The bankruptcy court specifically stated several times that the note was a purchase money note, and that East Bay had admitted as much. See Prestige II,
Moreover, the district court’s order did not modify the bankruptcy court’s ruling. The district court’s comment to which East Bay referred at oral argument merely stated that the bankruptcy court had probably already concluded that the note was a standard purchase money note, but that if it had not so concluded, the issue could be resolved in further proceedings. Since we have now determined that the bankruptcy court did so conclude, the district court’s comment is of no moment. Finally, although East Bay stated at oral argument that the "standard” purchase money issue is being appealed in the adversary proceeding, it presented no evidence in response to our questioning, nor is there any in the record, that the issue is still unresolved.
. Upon review of the record, it appears that Prestige did not raise this argument below. We generally will not consider an argument raised for the first time on appeal, absent exceptional circumstances. See Sulmeyer v.

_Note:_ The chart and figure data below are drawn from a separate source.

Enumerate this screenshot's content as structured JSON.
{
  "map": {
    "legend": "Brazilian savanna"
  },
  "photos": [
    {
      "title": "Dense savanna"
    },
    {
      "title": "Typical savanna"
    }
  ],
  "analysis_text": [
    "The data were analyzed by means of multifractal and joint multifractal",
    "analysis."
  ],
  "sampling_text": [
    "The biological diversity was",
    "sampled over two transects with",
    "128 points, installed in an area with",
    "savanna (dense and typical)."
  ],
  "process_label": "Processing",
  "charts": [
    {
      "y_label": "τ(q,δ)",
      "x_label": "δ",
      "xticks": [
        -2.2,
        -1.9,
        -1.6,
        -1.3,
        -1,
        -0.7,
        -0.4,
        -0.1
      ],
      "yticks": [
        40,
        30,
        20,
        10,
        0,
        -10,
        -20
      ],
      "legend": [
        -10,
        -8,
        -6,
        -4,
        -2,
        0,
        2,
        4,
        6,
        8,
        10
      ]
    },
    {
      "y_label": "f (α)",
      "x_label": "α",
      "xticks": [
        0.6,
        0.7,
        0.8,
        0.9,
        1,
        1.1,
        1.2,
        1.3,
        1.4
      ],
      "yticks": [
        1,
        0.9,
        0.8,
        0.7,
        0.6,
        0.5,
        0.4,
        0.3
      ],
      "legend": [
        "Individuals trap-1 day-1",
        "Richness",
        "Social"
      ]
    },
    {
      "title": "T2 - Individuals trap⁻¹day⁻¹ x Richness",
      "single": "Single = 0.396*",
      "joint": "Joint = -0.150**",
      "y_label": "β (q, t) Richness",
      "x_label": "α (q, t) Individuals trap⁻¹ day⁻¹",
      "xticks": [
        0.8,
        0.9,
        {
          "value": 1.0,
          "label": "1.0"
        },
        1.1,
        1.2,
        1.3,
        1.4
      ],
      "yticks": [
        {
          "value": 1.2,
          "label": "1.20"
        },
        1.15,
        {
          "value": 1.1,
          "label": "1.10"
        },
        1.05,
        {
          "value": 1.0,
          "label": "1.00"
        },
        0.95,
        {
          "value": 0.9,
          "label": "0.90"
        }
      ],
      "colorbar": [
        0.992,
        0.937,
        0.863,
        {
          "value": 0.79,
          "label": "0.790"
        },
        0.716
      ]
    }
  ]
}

Suzuki (In re Grand Chevrolet, Inc.),
. Although East Bay attached Brassfield's personal assets, it later released them from attachment.
. In addition, East Bay itself described the debt as "purchase money financing” in its objection to Prestige’s use of cash collateral in Prestige’s bankruptcy proceedings.
. There is a line of cases relying on Brown, holding that a prior sale is not required in order to invoke the protection of § 580b. See, e.g., Frangipani v. Boecker,
. East Bay also argues that it earlier filed an informal proof of claim. We need not address this issue because we find that East Bay's formal proof of claim was timely.
. Rule 3002 is made applicable to Chapter 11 cases, such as Prestige's, by Rule 3003(c)(3).